I am having difficulty developing ideas into actual blog entires, so I thought I would write a little bit concerning a conversation I had at the office today.
First, a little background. I read an article on-line about the increase in the number of breast reduction surgeries in males over the course of the past year:
The patients were found to have enlarged male breasts, a condition known as gynecomastia. While it is not a new disorder, more men are seeking treatment for it, and new statistics from the American Society of Plastic Surgeons show that the majority are adolescent boys.
In 2006, according to the group, nearly 14,000 boys age 13 to 19 underwent surgery to reduce the size of their breasts. That represents 70 percent of all the male patients who had such surgery last year, and an increase of 21 percent over the previous year for that age group.
I understand the traumas of physical appearance, especially among teenagers, but plastic surgery of any sort always seems an excessive solution to me. It is especially distasteful because so many of the surgeries were on boys, not men. As the article further states, a large portion of the increase in the development of oversized male breasts is due to obesity and/or to raging hormones settling down during the adolescent years (this therefore leads me to believe that a bit of dieting and/or a bit of time might ease the problem). However, instead of taking action or practicing patience, parents of these boys are paying for them to have plastic surgery (and, hence, reinforcing the boys’ feelings that they look weird and need to resort to surgery to look like everyone else).
How far do we let this go? How long before everyone looks exactly like everyone else? I have been having a similar conflict myself over my own beliefs about fashion. I like the television show on the Style channel called How Do I Look? The TV show takes a woman and gets 2 of her friends and a fashion consultant to go through her closet and dump all of her ugly clothes. Then they tell her how her clothes are ugly and hiding the true beauty of her inner character, etc. (this is where I often get a little weepy, as the woman sometimes is a cancer survivor, or her mom just died, or something else tragic has recently happened to her, and her friends truly love her but are just embarrassed to be seen with her in public because she dresses so poorly). Then the three “accomplices” get to go out and buy her three new outfits each, as well as decide on new make-up and a new hair style. The fashion victim gets to choose one person’s outfits, make-up, and hair style, and at the end of the show, presto! she’s a whole new person (at least externally, although the fashion vicitms often say at the end of the show (even if they were very angry at the beginning of the program about being told their clothes were ugly) that they feel much more confident and beautiful).

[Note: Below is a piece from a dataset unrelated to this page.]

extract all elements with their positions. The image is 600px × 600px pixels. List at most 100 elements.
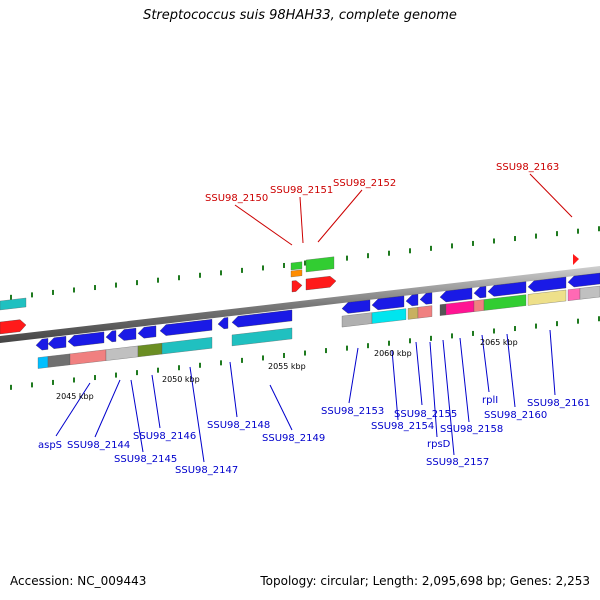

Now, I am definitely one who thinks to myself, “I cannot believe she is wearing that!” However, I also like to think that I don’t mean this in a catty way, because lots of my friends do not dress very fashionably, and it certainly does not make me love them one bit less. But I take great pleasure in seeing the women on the show transform themselves into fashionistas. Then I feel bad because I am basically condoning a show that says, “You cannot be beautiful and confident unless you dress just like everyone else.” And that was a long way to go to get to the same point I was making about the male breast problem and the solution of plastic surgery. Shouldn’t we learn to accept people no matter what they look like or how they dress instead of pressuring them to feel that they need to take drastic measures (e.g. plastic surgery, being on TV)? It is an age-old question, and we all want to say, “Of course I accept everyone no matter how they look,” when in fact we take great pleasure in shows such as How Do I Look?
So, back to the beginning of my entry. We were discussing this topic at work and talking about man boobs. Dana has a friend that calls them “moobs.” Joseph has a friend who calls them “breasticles.” Both nicknames are highly amusing to me. And, see, I’m laughing at someone else’s physicality. My whole blog entry is moot.